As changing times or fate itself slowly claimed his peers, who either passed away or faded into retirement, Newton’s star somehow shone ever brighter. He slowly became ubiquitous, a sort of one-man-show whose career lurched from television to the stage, with gigs in The Wizard of Oz, Beauty and the Beast, The Producers and The Sound of Music.
But the zenith of Newton’s career will probably be remembered as host of Good Morning Australia.

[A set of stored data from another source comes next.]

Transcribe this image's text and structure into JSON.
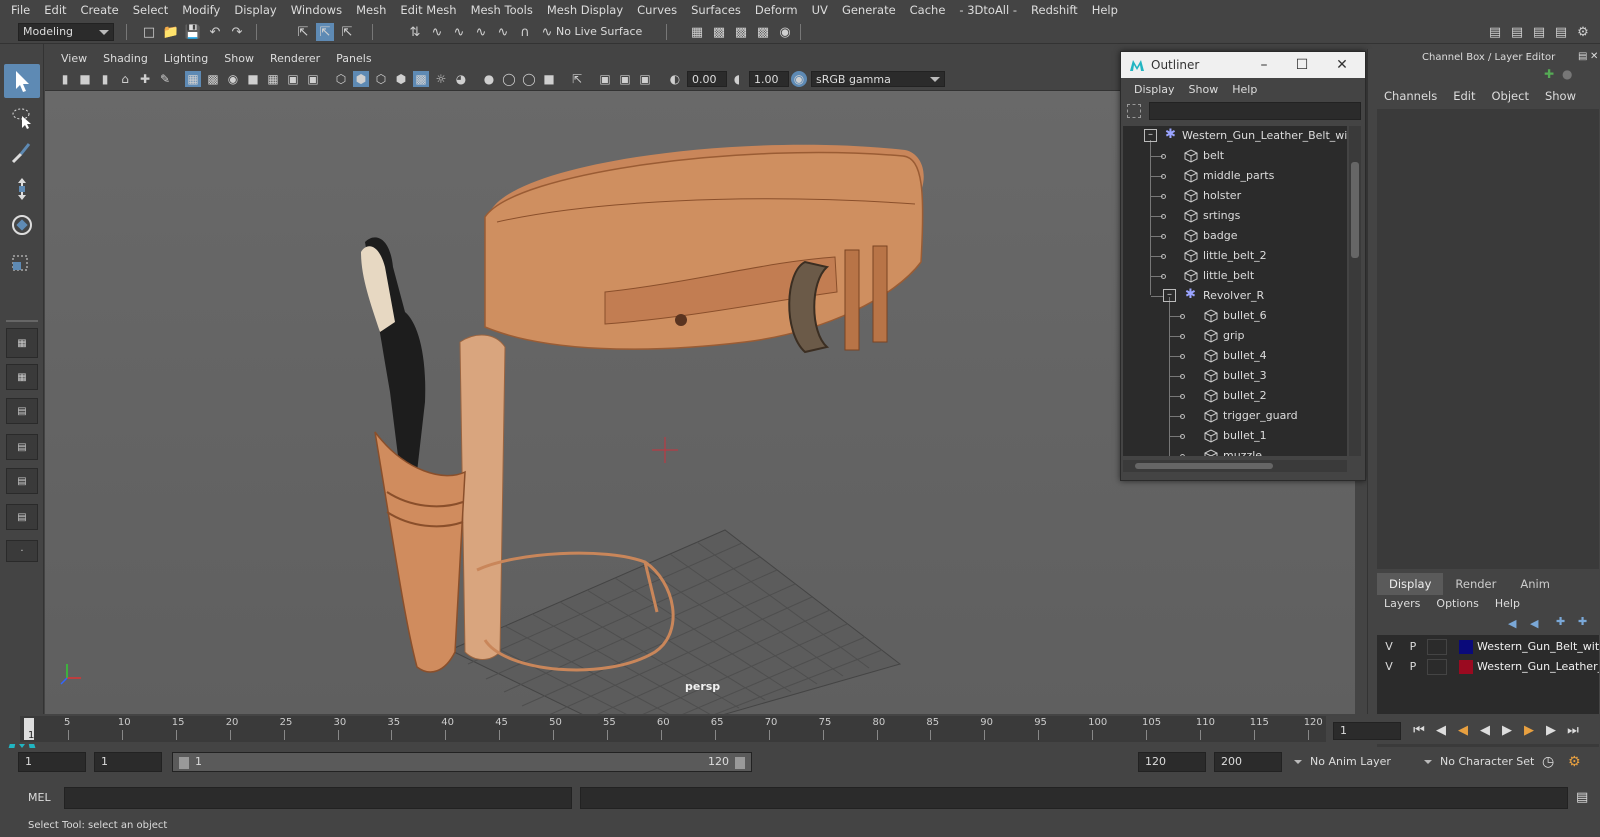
{
  "menubar": {
    "items": [
      "File",
      "Edit",
      "Create",
      "Select",
      "Modify",
      "Display",
      "Windows",
      "Mesh",
      "Edit Mesh",
      "Mesh Tools",
      "Mesh Display",
      "Curves",
      "Surfaces",
      "Deform",
      "UV",
      "Generate",
      "Cache",
      "- 3DtoAll -",
      "Redshift",
      "Help"
    ]
  },
  "statusline": {
    "mode": "Modeling",
    "live_surface": "No Live Surface"
  },
  "viewport": {
    "menu": [
      "View",
      "Shading",
      "Lighting",
      "Show",
      "Renderer",
      "Panels"
    ],
    "exposure": "0.00",
    "gamma": "1.00",
    "color_space": "sRGB gamma",
    "camera_label": "persp"
  },
  "outliner": {
    "title": "Outliner",
    "menu": [
      "Display",
      "Show",
      "Help"
    ],
    "items": [
      {
        "label": "Western_Gun_Leather_Belt_with",
        "type": "group"
      },
      {
        "label": "belt",
        "type": "mesh"
      },
      {
        "label": "middle_parts",
        "type": "mesh"
      },
      {
        "label": "holster",
        "type": "mesh"
      },
      {
        "label": "srtings",
        "type": "mesh"
      },
      {
        "label": "badge",
        "type": "mesh"
      },
      {
        "label": "little_belt_2",
        "type": "mesh"
      },
      {
        "label": "little_belt",
        "type": "mesh"
      },
      {
        "label": "Revolver_R",
        "type": "group"
      },
      {
        "label": "bullet_6",
        "type": "mesh"
      },
      {
        "label": "grip",
        "type": "mesh"
      },
      {
        "label": "bullet_4",
        "type": "mesh"
      },
      {
        "label": "bullet_3",
        "type": "mesh"
      },
      {
        "label": "bullet_2",
        "type": "mesh"
      },
      {
        "label": "trigger_guard",
        "type": "mesh"
      },
      {
        "label": "bullet_1",
        "type": "mesh"
      },
      {
        "label": "muzzle",
        "type": "mesh"
      }
    ]
  },
  "channelbox": {
    "title": "Channel Box / Layer Editor",
    "menu": [
      "Channels",
      "Edit",
      "Object",
      "Show"
    ],
    "tabs": [
      "Display",
      "Render",
      "Anim"
    ],
    "layer_menu": [
      "Layers",
      "Options",
      "Help"
    ],
    "layers": [
      {
        "v": "V",
        "p": "P",
        "color": "#0a0a7a",
        "name": "Western_Gun_Belt_with_"
      },
      {
        "v": "V",
        "p": "P",
        "color": "#9a0a20",
        "name": "Western_Gun_Leather_B"
      }
    ]
  },
  "timeline": {
    "ticks": [
      "5",
      "10",
      "15",
      "20",
      "25",
      "30",
      "35",
      "40",
      "45",
      "50",
      "55",
      "60",
      "65",
      "70",
      "75",
      "80",
      "85",
      "90",
      "95",
      "100",
      "105",
      "110",
      "115",
      "120"
    ],
    "current_marker": "1",
    "current_frame": "1"
  },
  "rangebar": {
    "start": "1",
    "playback_start": "1",
    "slider_start": "1",
    "slider_end": "120",
    "playback_end": "120",
    "end": "200",
    "anim_layer": "No Anim Layer",
    "character_set": "No Character Set"
  },
  "cmdline": {
    "label": "MEL"
  },
  "helpline": {
    "text": "Select Tool: select an object"
  }
}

He was there for almost 14 years, creating around him a pantheon of personalities that are memorable to this day: infomercial host Moira McLean, astrologer Karen Moregold, crafting guru Tonia Todman, the show’s floor manager, Robert Mascara, who was affectionately nicknamed Belvedere, and Bert’s wife Patti, who (of course) featured regularly.
“Somehow, imperceptibly, Newton has shifted from sidekick to deity. From Moonface to guru,” The Sydney Morning Herald’s Sacha Molitorisz wrote back in 2002 attempting to decipher Bert’s transformation.
It is true, too, that we will never see his like again.
Graham Kennedy and Bert Newton on the set of In Melbourne Tonight, October 1964.
Not because of a lack of talent - Newton would tell you the medium is still as vibrant and flooded with potential as it ever was - but simply because television, in its evolved form, is too slick, too corporate, and too perfect in its digital age delivery to create someone so eccentrically, imperfectly brilliant as Bert.